By Mary Thurwachter
LANTANA — Judy Black was passionate in promoting environmental conservation and committed to creating gardens.
“She was a leader in the environmental movement,” said Ilona Balfour, who worked for a number of years with Ms. Black on the Friends of the Lantana Nature Preserve. “She was always supporting everybody. She will be sorely missed.”
After a long illness, Ms. Black, 67, of Lantana (on Hypoluxo Island), died Nov. 15 at a second home she and her husband of 29 years, Richard Schlosberg, had in Washington, Conn. She was born in New York City on Sept. 27, 1948.
Ms. Black served as president of the Hypoluxo Island Property Owners Association for four years.
She frequently coordinated with the Lantana town manager on association activities.
She also supervised the neighborhood association’s Tree Program to save the ecologically essential native tree canopy. She oversaw the plans, brought them to fruition, and with several other members and town staff, helped plant the “Four Corners” entry onto the island, as well as the “y” entry to the south part of the island.
“She turned her own small front and mostly paved back yards into verdant habitat, protective of endangered and threatened migratory birds,” her husband said.
Ms. Black coordinated the HIPOA’s annual picnic for about four years. She continued administrative and coordinating activities during a three year transition and recruited new, competent and younger leadership.
One of her recruits was Lyn Tate, current treasurer of the HIPOA.
“Not only was Judy a special person because she was so brilliant, but she gave unconditionally to the island and the town,” Tate said. “She always thought before she spoke. She was always wise in her approach.”
Along with her husband, Ms. Black was a frequent attendee at Town of Lantana council meetings and town Nature Preserve meetings where her infrequent comments were always substantive and to the heart of an issue. Her brief statements helped save the native habitat which several years ago became the Lantana Scrub Nature Preserve.
Ms. Black, Schlosberg said, “served capably and was very widely respected as the non-town (of Manalapan) representative on the La Coquille Club board and Town of Manalapan La Coquille subcommittee during a prolonged period of intense debate, defending the retention of the traditional non-town membership inclusive structure, and against challenges to the club’s existence.
She was often a rare voice promoting Hypoluxo Island-wide (joined Lantana and Manalapan) activities.
Ms. Black had a successful career in advertising. She was a vice president of marketing for Bozell throughout many corporate combinations from BJK&E to True North. Within advertising, she specialized in new media. She researched and wrote studies well received (and some seminal) in the use of cable television, then of the Internet, as they relate to advertising.
For years, she assisted, leading a subcommittee, then headed up as chairperson the American Association of Advertising Agencies New Technologies Committee.
“She was in demand by clients for her company,” her husband said. “She spoke around the world, from New Zealand to Brazil to Finland, for example, enthusiastically and with insights from her research on the potentials from technical vantage points of the then undeveloped new mediums of cable TV programming and the Internet as advertising outlets.”

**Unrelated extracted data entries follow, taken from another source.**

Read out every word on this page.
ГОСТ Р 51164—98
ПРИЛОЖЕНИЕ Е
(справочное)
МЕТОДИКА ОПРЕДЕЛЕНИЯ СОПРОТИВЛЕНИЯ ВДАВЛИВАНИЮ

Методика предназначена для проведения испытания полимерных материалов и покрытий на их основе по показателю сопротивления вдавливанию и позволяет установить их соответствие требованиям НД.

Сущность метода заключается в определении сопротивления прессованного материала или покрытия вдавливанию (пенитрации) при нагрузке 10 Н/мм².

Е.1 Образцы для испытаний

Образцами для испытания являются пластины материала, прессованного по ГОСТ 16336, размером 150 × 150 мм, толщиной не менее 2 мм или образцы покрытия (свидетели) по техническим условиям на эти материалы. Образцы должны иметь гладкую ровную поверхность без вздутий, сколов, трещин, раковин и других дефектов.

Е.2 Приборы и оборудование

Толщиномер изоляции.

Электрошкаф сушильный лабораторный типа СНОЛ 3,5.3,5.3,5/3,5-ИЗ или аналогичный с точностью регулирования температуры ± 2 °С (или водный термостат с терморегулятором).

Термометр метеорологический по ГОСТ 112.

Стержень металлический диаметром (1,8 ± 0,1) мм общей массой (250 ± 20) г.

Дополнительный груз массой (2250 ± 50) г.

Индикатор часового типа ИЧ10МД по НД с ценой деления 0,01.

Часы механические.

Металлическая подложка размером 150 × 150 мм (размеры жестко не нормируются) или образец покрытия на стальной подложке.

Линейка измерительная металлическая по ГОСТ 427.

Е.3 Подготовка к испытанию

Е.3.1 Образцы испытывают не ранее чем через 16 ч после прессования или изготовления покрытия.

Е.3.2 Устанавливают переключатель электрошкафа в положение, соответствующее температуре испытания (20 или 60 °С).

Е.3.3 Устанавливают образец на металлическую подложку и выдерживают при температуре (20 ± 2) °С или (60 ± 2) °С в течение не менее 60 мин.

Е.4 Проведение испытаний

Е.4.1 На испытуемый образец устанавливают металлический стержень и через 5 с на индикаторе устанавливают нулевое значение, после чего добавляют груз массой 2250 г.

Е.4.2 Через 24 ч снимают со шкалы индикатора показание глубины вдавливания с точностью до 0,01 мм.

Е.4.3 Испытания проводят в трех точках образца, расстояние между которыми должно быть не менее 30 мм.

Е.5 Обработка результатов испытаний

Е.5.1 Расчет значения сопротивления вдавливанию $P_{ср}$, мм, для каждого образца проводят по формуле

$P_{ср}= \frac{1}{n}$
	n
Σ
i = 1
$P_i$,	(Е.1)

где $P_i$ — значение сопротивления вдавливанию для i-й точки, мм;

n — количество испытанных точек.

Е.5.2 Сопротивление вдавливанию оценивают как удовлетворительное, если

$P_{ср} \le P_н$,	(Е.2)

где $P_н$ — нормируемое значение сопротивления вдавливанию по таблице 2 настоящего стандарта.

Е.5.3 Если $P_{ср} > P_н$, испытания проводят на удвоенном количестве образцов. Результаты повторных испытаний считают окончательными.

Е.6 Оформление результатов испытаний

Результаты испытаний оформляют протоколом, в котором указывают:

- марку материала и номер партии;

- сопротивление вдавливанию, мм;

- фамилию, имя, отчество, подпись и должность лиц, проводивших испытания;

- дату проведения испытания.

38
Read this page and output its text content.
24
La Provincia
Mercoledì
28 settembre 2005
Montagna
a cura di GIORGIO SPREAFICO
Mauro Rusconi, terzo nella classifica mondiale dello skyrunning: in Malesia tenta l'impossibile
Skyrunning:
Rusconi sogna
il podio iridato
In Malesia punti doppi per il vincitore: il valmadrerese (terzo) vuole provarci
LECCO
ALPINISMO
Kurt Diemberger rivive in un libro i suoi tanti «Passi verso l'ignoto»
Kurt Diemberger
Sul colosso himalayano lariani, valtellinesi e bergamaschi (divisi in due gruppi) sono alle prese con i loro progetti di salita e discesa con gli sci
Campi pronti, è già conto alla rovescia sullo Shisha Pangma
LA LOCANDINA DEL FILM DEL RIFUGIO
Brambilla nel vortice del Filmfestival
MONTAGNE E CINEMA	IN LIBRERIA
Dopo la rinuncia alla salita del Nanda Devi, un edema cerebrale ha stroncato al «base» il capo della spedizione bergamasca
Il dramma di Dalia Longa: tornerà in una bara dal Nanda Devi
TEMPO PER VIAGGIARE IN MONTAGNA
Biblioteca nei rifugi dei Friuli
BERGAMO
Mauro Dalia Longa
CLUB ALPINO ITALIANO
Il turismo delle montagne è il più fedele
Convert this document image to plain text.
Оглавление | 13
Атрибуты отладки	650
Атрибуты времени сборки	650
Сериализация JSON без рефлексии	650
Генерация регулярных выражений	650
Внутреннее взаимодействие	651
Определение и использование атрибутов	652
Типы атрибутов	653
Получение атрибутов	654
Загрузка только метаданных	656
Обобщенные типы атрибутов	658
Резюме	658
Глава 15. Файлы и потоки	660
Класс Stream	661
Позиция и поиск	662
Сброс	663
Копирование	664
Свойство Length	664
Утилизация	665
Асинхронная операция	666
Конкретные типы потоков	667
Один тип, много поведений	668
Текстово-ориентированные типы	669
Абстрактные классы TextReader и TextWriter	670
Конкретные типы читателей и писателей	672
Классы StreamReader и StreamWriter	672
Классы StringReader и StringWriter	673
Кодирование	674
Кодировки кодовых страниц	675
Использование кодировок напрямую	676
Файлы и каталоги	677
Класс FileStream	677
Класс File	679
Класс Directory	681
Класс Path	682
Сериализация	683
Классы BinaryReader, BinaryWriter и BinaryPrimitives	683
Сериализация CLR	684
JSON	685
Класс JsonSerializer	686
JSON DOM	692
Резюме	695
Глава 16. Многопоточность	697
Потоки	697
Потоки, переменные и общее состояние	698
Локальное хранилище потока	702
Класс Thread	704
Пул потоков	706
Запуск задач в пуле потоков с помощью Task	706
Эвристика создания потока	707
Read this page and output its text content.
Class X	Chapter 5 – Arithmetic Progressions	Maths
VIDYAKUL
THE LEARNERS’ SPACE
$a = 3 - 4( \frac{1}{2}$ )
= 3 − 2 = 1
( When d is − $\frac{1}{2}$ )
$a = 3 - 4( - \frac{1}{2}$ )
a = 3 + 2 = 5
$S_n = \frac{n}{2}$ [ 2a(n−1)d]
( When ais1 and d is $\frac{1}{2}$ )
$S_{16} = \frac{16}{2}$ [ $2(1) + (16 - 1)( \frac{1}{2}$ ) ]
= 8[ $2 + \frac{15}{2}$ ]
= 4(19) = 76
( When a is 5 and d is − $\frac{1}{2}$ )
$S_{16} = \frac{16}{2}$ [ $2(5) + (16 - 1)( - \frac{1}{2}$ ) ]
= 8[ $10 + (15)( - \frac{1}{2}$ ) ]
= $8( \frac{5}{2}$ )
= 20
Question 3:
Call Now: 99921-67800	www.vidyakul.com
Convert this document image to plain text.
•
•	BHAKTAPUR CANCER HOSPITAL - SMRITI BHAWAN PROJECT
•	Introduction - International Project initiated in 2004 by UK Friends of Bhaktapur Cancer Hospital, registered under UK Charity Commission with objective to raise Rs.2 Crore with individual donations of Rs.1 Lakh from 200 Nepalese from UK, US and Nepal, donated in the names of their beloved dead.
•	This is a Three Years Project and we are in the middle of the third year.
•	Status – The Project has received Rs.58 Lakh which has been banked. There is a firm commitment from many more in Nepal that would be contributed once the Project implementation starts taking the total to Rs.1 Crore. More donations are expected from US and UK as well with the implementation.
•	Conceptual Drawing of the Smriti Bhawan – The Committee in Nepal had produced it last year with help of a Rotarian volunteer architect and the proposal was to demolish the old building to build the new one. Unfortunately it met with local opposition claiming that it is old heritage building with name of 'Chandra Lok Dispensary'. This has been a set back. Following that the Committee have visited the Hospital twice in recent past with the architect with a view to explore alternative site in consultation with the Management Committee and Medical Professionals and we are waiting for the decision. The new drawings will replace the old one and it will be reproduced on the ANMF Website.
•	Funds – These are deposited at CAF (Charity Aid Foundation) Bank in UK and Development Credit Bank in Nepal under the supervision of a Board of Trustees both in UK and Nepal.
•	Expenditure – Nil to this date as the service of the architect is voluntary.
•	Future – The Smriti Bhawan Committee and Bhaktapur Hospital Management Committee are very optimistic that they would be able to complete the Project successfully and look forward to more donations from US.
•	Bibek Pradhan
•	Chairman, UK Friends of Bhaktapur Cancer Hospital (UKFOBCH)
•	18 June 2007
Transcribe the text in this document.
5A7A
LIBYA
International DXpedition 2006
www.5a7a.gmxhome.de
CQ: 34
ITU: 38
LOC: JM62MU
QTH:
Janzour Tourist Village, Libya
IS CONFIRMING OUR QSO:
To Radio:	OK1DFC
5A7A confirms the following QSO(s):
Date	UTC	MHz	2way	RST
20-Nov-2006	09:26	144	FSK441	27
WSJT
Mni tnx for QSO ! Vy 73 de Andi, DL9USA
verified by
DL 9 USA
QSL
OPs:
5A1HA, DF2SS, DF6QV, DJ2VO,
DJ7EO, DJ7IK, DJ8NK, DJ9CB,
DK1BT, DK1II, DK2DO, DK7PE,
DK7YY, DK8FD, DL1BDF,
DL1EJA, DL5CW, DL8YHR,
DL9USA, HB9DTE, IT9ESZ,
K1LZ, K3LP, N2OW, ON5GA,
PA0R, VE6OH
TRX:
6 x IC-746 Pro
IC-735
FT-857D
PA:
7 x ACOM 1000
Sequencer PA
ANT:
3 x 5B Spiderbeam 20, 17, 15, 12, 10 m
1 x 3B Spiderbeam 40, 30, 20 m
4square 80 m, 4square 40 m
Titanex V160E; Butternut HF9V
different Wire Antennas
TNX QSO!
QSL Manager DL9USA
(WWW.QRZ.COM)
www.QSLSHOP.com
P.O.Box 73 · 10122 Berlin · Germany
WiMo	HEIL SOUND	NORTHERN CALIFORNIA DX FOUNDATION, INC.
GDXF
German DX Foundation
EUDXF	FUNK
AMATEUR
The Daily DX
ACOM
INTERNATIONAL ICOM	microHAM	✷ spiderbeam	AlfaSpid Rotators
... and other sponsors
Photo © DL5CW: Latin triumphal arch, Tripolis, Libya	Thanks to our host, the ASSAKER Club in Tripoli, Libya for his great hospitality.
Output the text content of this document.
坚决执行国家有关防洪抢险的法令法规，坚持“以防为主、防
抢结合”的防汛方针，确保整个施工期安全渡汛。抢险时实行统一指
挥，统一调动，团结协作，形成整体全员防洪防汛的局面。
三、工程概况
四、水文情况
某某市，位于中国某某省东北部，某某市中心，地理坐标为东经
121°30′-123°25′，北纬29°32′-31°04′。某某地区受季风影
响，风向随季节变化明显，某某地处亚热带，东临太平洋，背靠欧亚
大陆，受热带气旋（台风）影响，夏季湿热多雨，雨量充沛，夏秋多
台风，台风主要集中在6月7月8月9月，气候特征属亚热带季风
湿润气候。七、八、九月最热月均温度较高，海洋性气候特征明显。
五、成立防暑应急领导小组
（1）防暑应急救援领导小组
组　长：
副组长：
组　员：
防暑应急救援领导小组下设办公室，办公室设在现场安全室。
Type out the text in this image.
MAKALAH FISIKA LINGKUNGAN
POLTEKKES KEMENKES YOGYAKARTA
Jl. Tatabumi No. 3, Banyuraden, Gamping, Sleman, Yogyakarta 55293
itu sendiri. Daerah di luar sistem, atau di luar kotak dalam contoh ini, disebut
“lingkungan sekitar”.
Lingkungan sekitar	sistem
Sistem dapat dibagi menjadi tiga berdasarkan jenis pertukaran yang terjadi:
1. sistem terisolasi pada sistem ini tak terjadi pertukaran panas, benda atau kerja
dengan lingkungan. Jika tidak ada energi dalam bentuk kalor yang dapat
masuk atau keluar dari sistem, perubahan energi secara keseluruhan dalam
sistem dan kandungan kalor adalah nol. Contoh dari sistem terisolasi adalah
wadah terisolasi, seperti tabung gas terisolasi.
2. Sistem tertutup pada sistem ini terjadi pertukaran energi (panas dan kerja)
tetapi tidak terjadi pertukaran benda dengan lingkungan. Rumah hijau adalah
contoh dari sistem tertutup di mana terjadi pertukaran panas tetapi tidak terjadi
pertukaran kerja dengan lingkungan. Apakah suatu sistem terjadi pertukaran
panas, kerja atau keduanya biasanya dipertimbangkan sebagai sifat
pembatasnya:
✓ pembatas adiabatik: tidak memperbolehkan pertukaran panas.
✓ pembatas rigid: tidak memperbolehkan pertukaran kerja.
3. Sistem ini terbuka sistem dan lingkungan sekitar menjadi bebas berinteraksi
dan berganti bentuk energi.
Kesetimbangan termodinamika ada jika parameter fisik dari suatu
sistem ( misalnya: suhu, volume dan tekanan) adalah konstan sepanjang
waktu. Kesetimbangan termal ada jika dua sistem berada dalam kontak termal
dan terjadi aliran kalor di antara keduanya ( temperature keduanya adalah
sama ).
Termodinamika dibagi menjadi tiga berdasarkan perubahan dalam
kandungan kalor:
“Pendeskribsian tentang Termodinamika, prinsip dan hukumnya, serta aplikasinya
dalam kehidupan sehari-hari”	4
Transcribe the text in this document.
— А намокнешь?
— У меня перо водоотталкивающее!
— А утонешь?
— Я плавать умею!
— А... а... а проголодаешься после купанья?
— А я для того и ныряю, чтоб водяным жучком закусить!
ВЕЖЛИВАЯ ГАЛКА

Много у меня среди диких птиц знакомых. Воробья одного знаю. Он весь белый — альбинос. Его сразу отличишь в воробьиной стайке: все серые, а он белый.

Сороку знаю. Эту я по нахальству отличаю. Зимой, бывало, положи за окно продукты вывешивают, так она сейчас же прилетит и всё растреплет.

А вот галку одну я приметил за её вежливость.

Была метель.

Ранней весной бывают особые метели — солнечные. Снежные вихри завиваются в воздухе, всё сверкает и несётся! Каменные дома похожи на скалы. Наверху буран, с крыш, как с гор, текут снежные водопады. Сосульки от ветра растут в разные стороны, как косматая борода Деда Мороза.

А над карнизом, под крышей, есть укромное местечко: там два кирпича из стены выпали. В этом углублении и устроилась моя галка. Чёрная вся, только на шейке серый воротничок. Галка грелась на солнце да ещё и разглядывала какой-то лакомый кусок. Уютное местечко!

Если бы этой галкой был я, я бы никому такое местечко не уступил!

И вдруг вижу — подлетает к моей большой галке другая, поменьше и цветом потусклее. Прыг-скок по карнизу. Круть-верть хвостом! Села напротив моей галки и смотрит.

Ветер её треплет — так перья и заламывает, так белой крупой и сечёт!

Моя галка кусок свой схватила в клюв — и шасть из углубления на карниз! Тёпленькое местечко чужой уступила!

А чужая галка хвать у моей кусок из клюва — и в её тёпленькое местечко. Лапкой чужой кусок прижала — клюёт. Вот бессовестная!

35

Ms. Black Black was recognized by the advertising industry as one of Mediaweek's 10 All-Stars in the media field in 1995 and was on the cover of Marketing & Media Decisions magazine as one of the seers of the future of advertising. She continued to follow both the advertising industry and new media field. Later, she worked for Cablevision.
Ms. Black earned a Master of Arts degree in education from the Bank Street College School of Education and a Master of Business Administration from Columbia University School of Business. Her undergraduate degree was a B.A. in art history from Barnard College.
“She kept dear friends she met from school to business her entire life,” Schlosberg said.
Survivors, in addition to her husband, include her brother, Leon Black, his wife, Debra, and their four children.
Ms. Black was predeceased by her mother, Shirley Black Kash, who died in 2014, and her father, Eli M. Black, who died in 1975.
A tree planting ceremony in her honor is being planned for a later date.